There are some major changes in underwriting for Freddie Mac and Fannie Mae that are already starting to create dramatically higher interest rates for some buyers. Before you commit to an 8% interest rate, read this! There are other options.
Most residential loans in the United States are sold to the secondary mortgage market where the loans must “conform” to underwriting guidelines written by Freddie/Fannie. Changes that will take effect May 1 include higher interest rates for second home loans, a higher interest rate for credit scores under 780 (used to be 740), and a higher interest rate for a Debt to Income Ratio above 40% (used to not be an issue).

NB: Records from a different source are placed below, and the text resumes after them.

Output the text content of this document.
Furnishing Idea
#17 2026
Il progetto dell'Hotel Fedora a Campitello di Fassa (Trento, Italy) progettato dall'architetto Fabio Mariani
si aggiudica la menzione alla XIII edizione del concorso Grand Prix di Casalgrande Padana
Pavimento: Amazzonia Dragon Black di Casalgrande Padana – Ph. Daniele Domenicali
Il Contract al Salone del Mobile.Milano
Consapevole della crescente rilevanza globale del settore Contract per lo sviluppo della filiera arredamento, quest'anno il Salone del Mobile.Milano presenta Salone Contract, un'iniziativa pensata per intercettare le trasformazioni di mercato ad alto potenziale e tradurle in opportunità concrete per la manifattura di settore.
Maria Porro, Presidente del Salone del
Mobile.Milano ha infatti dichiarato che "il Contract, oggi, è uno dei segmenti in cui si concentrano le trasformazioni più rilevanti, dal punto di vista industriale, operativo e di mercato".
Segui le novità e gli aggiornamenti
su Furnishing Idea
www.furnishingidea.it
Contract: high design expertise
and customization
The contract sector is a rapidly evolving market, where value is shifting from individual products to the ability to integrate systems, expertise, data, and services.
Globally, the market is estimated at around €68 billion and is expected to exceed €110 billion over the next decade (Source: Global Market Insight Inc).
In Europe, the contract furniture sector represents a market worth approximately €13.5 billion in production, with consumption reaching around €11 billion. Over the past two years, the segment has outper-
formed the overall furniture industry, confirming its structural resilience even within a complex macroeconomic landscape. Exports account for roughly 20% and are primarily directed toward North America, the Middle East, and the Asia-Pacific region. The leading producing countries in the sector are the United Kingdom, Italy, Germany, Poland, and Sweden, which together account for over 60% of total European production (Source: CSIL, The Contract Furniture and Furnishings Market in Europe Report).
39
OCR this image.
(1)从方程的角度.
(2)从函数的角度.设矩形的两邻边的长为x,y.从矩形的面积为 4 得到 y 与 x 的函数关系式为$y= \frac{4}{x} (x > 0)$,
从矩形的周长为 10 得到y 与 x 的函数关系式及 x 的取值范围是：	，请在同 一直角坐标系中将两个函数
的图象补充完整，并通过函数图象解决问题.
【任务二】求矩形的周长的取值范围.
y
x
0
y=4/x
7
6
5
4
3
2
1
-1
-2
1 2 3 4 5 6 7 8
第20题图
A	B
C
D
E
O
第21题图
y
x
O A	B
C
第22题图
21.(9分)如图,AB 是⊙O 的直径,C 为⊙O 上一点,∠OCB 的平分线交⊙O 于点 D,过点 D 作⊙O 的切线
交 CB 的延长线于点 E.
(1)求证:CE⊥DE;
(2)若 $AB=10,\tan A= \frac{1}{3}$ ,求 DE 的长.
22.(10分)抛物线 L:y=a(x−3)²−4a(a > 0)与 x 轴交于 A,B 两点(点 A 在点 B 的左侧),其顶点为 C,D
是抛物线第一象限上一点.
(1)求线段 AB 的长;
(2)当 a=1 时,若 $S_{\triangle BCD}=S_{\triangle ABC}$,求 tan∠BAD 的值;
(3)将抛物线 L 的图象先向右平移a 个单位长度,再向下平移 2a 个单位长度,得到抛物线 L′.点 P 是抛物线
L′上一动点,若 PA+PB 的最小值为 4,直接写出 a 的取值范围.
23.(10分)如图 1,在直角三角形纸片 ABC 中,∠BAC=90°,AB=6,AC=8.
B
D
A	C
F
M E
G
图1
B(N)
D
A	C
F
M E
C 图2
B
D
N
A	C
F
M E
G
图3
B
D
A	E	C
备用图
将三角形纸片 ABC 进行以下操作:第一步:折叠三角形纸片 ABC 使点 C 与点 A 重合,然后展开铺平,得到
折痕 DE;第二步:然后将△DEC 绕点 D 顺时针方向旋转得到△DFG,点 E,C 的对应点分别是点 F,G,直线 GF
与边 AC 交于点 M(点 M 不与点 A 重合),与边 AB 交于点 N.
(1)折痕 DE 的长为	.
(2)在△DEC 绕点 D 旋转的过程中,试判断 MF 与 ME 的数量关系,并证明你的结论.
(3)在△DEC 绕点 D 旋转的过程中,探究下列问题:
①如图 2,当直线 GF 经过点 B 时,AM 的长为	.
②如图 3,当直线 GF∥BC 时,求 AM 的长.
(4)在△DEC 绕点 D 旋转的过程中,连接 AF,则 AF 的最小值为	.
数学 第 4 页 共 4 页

So what in actual real life are these numbers? They are called LLPA’s or Loan Level Pricing Adjustments. The numbers don’t equate to an actual increase in the reported percentage (which would be terrible), but instead add a small percentage increase, which varies, to the price of the loan. LLPA’s are fees charged by Freddie and Fannie to buy these mortgages, and as we all know, those fees get passed along to the consumer. Even though these don’t take effect until May 1, many mortgage lenders are calculating these new fees into the rates they are quoting and I have heard that some people are being quoted rates in the 8% range.
First, you should find out whether your lender can only underwrite conforming loans or whether they have any “portfolio” products. Portfolio products are loans made by a bank or an investor that are held in house and remain on the bank’s balance sheet. Those types of loans do not have to conform to Freddie/Fannie guidelines and are not subject to this chart of additional fees.